OG: Well shock that not only a sporting event had been targeted but a mass-participation sporting event, if you like. That was very much the first reaction, the fact that, you know, not only was this a sporting event but the fact that it was the recreational end of it, if you like, that was targeted. And then I think, you know, kind of a deep sense of empathy and sympathy, obviously. I mean we’ve seen a real outpouring of that this week. And the fact that this other marathon was so close I think sort of heightened that and given a sense of a focused, in a sense, I think there will be an element of sort of people running in sympathy and in solidarity and in sort of defiance.

BL: You’ve spoken of sympathy and of empathy. I wonder, has London planned a special tribute to Boston?
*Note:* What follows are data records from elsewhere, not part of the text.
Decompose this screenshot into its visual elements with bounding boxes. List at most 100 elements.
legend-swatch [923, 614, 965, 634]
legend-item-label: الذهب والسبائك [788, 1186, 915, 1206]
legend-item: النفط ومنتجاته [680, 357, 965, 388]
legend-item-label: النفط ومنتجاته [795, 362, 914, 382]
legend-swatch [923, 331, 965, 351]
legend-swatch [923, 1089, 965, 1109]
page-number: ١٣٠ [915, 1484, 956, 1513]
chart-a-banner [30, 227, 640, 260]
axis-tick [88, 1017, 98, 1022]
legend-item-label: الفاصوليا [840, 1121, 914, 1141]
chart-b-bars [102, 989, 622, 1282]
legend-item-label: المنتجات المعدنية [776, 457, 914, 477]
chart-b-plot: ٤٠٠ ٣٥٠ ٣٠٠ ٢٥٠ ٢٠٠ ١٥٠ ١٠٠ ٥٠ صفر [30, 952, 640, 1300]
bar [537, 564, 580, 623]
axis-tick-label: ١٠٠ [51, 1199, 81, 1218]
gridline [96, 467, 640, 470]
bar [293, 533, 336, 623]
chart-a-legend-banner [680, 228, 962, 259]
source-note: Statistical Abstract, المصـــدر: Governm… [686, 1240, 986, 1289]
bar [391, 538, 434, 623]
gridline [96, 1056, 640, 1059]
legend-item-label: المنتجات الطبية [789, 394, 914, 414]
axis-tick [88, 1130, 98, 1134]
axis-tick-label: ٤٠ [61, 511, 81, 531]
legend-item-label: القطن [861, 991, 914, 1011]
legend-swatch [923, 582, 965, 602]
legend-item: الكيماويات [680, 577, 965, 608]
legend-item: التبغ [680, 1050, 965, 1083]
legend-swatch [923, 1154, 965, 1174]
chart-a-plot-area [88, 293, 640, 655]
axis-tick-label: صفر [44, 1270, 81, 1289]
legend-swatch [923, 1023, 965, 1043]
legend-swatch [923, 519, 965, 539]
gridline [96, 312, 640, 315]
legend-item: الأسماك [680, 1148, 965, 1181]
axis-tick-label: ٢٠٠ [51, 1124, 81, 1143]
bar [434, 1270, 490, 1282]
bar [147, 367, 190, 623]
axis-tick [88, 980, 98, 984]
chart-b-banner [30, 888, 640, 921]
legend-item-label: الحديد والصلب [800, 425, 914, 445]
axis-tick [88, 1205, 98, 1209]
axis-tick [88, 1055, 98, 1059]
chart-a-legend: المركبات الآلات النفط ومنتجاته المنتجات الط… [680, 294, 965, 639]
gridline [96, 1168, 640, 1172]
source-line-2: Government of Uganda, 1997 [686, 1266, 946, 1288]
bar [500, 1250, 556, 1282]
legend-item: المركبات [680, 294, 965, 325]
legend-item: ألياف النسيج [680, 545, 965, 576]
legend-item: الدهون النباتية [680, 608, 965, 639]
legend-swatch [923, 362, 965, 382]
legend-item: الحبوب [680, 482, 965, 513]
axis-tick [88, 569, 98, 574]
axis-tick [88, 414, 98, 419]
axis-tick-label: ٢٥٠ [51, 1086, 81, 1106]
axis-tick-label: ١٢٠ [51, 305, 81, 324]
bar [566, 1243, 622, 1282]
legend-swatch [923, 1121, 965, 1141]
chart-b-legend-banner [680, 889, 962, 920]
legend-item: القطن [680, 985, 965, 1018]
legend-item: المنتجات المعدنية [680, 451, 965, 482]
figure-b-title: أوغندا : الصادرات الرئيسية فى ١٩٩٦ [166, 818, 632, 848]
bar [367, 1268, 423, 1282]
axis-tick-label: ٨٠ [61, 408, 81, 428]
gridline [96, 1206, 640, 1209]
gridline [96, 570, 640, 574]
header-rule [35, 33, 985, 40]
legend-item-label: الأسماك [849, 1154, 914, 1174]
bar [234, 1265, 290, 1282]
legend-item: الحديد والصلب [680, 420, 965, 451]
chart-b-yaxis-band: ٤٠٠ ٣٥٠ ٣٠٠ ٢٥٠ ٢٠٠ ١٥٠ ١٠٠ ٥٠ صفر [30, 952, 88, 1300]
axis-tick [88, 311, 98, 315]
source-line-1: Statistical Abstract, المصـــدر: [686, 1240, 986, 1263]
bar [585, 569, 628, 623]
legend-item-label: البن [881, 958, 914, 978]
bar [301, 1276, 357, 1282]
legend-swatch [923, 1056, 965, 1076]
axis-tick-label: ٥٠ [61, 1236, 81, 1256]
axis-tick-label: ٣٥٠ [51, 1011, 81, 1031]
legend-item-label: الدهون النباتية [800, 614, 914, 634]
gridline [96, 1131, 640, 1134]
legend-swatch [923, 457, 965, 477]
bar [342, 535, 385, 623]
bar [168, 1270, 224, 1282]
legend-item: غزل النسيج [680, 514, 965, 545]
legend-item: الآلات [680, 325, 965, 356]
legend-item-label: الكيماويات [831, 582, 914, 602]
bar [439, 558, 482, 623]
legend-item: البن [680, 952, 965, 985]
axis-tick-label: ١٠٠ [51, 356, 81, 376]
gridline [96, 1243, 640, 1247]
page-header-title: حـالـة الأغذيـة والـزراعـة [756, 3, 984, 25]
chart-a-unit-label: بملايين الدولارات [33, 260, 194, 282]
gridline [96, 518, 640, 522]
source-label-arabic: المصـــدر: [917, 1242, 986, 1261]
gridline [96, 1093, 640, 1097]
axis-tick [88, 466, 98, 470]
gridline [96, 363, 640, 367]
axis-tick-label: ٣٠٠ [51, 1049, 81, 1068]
OG: Yeah, there’s a few things that have been officially organized if you like and other things that seem to be sort of bubbling up on social media and that sort of thing. I mean organizers have decided that everybody who’s running will be offered a black ribbon along with a race number to wear on their clothing. They’re also going to hold periods of silence before each start and then there’s this social media campaign for runners to cover their heart with their hand as they cross the finish line, which I think is quite a nice, quite simple gesture, and then that seems to be getting a lot of support as well, so I think you’ll see other sort of expressions of sympathy from individual runners as well.
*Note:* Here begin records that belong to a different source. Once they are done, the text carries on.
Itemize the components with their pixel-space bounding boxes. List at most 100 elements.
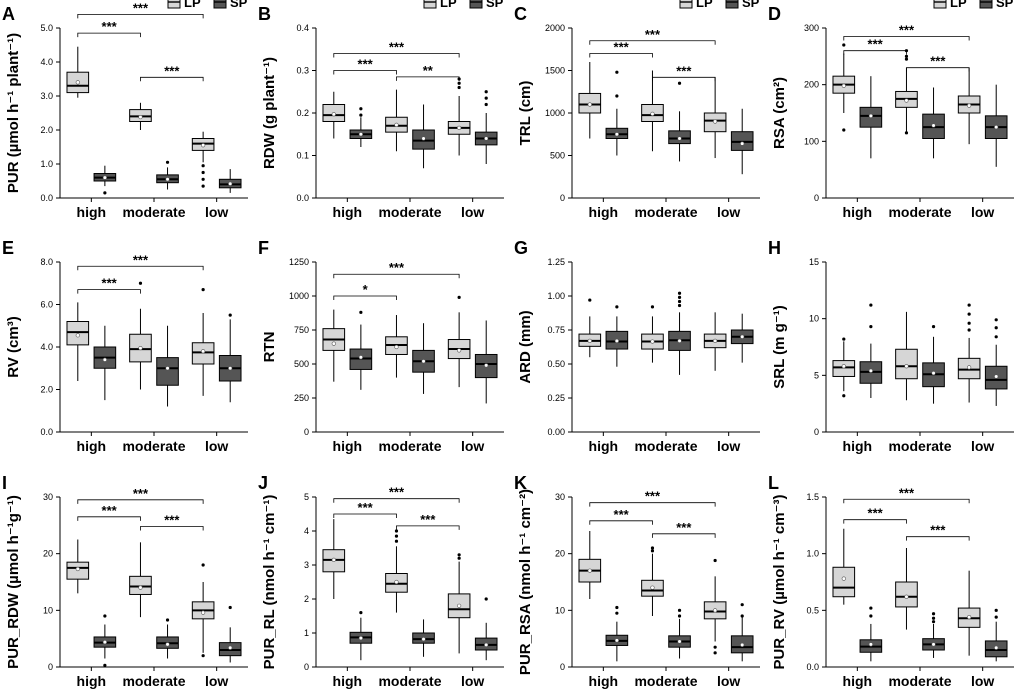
mean-marker <box>904 364 909 369</box>
box-sp-moderate <box>668 291 691 375</box>
x-tick-label-high: high <box>333 673 363 689</box>
significance-label: *** <box>389 40 405 55</box>
box-sp-low <box>218 169 242 193</box>
outlier-point <box>677 303 682 308</box>
outlier-point <box>103 663 107 667</box>
y-tick-label: 1.5 <box>806 492 819 502</box>
bracket-line <box>77 265 204 271</box>
panel-letter: D <box>768 4 781 24</box>
legend-swatch-sp <box>469 0 483 9</box>
mean-marker <box>587 338 592 343</box>
box-lp-moderate <box>129 542 152 618</box>
box-sp-moderate <box>922 87 945 159</box>
y-tick-label: 0.5 <box>806 605 819 615</box>
significance-label: *** <box>420 512 436 527</box>
mean-marker <box>201 610 206 615</box>
box-lp-high <box>578 62 602 139</box>
legend-label-lp: LP <box>950 0 967 10</box>
mean-marker <box>457 348 462 353</box>
panel-letter: B <box>258 4 271 24</box>
outlier-point <box>713 558 717 563</box>
outlier-point <box>201 164 205 168</box>
y-tick-label: 10 <box>555 605 565 615</box>
legend-swatch-lp <box>933 0 947 9</box>
outlier-point <box>994 608 998 612</box>
outlier-point <box>201 177 205 181</box>
panel-letter: K <box>514 473 527 493</box>
bracket-line <box>906 536 970 541</box>
outlier-point <box>201 184 205 188</box>
significance-bracket: *** <box>906 54 970 72</box>
mean-marker <box>358 132 363 137</box>
box-sp-moderate <box>412 619 435 657</box>
y-tick-label: 5 <box>304 492 309 502</box>
box-iqr <box>191 342 215 365</box>
box-lp-low <box>703 558 727 655</box>
legend: LP SP <box>423 0 504 10</box>
box-lp-high <box>832 43 856 132</box>
mean-marker <box>201 349 206 354</box>
box-sp-low <box>730 108 754 175</box>
y-tick-label: 10 <box>43 605 53 615</box>
outlier-point <box>615 305 619 309</box>
mean-marker <box>358 355 363 360</box>
y-axis-label: RDW (g plant⁻¹) <box>261 57 278 169</box>
significance-label: *** <box>930 523 946 538</box>
mean-marker <box>165 177 170 182</box>
significance-label: *** <box>676 520 692 535</box>
significance-label: *** <box>899 23 915 38</box>
mean-marker <box>165 366 170 371</box>
significance-label: *** <box>133 486 149 501</box>
y-tick-label: 0.75 <box>547 325 565 335</box>
y-tick-label: 0 <box>814 193 819 203</box>
outlier-point <box>650 305 655 309</box>
y-tick-label: 0.00 <box>547 427 565 437</box>
mean-marker <box>650 585 655 590</box>
mean-marker <box>394 344 399 350</box>
box-sp-high <box>349 310 373 390</box>
x-tick-label-low: low <box>461 673 484 689</box>
bracket-line <box>589 53 653 58</box>
significance-label: *** <box>930 54 946 69</box>
panel-b: B RDW (g plant⁻¹) 0.0 0.1 0.2 0.3 0.4 high moder… <box>258 0 504 220</box>
mean-marker <box>994 125 999 130</box>
mean-marker <box>967 103 972 108</box>
legend-swatch-sp <box>213 0 227 9</box>
outlier-point <box>228 313 232 317</box>
box-lp-moderate <box>641 70 664 152</box>
mean-marker <box>994 645 999 650</box>
mean-marker <box>677 639 682 644</box>
box-sp-high <box>605 70 629 156</box>
x-tick-label-moderate: moderate <box>122 438 185 454</box>
y-tick-label: 0.0 <box>40 427 53 437</box>
legend: LP SP <box>679 0 760 10</box>
y-axis-label: ARD (mm) <box>517 310 534 383</box>
legend-label-sp: SP <box>742 0 760 10</box>
y-tick-label: 0.0 <box>806 662 819 672</box>
box-lp-high <box>322 91 346 139</box>
x-tick-label-high: high <box>589 673 619 689</box>
box-lp-high <box>578 298 602 358</box>
significance-bracket: *** <box>333 485 460 503</box>
y-tick-label: 1000 <box>545 108 565 118</box>
panel-h: H SRL (m g⁻¹) 0 5 10 15 high moderate low <box>768 238 1014 454</box>
y-tick-label: 0 <box>814 427 819 437</box>
y-tick-label: 1.0 <box>806 549 819 559</box>
outlier-point <box>394 534 399 538</box>
significance-bracket: *** <box>77 276 141 294</box>
panel-letter: A <box>2 4 15 24</box>
bracket-line <box>77 32 141 38</box>
box-sp-high <box>349 611 373 661</box>
y-tick-label: 2 <box>304 594 309 604</box>
box-lp-high <box>578 531 602 599</box>
significance-label: *** <box>614 40 630 55</box>
bracket-line <box>843 519 907 524</box>
y-axis-label: PUR_RV (µmol h⁻¹ cm⁻³) <box>771 494 788 669</box>
mean-marker <box>713 338 718 343</box>
box-iqr <box>832 566 856 598</box>
mean-marker <box>868 368 873 373</box>
box-sp-high <box>859 76 883 159</box>
x-tick-label-high: high <box>843 204 873 220</box>
box-lp-high <box>66 539 90 594</box>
BL: You have written that the London Marathon has “become part of the capital’s beating heart.” Give us a sense of how that has become apparent.

OG: Well, I mean, I think that’s the case with a lot of those other big-city marathons. It’s interesting, as I’ve gotten to know a bit more about the Boston Marathon this week in particular, I’ve never been myself, but I think it kind of it captures a lot of this feeling—maybe kind of was the genesis for the template for a lot of these big-city marathons around the world that kind of very much reflect their city and yet they have an international feel as well. And in London’s case, you know, it goes past all the major landmarks, of course, and kind of is this great showcase for the city. But I think a lot more than that it becomes more than the sum of its parts. I mean because it’s not so much about the runners or the crowd, it’s about the synthesis of both of them and people who would never, you know, get within a million miles of a marathon line the streets then go to the pub early, you get bands out playing, the sun often shines, you get kids out in the street and all that stuff. It’s quite an atmosphere.

BL: There have been outpourings of support from around the world, particularly from the other five major marathon sites; Berlin, Chicago, New York, Tokyo and, of course, London. Has the international running community taken the Boston attacks personally? 

OG: Absolutely. Again it’s one of the interesting things about the sort of international community of marathon distance runners, they seem to feel a real kind of sense of community, and you know, an attack on one marathon seems to almost feel like an attack on all of them because people do compete internationally. People I know who have sponsored the London Marathon some years ago have then gone on to do other marathons around the world. And you see the sponsorship requests coming in and there’s a real feeling of community among not only the organizers of these marathons, these six marathons around the world, but also among those who run them. And I suppose, you know, it’s something about the pursuit of marathon running, the amount of training you have to put in, the sort of dedication you have to devote to it that means that they feel a real sort of sense of community with their fellow marathon runners.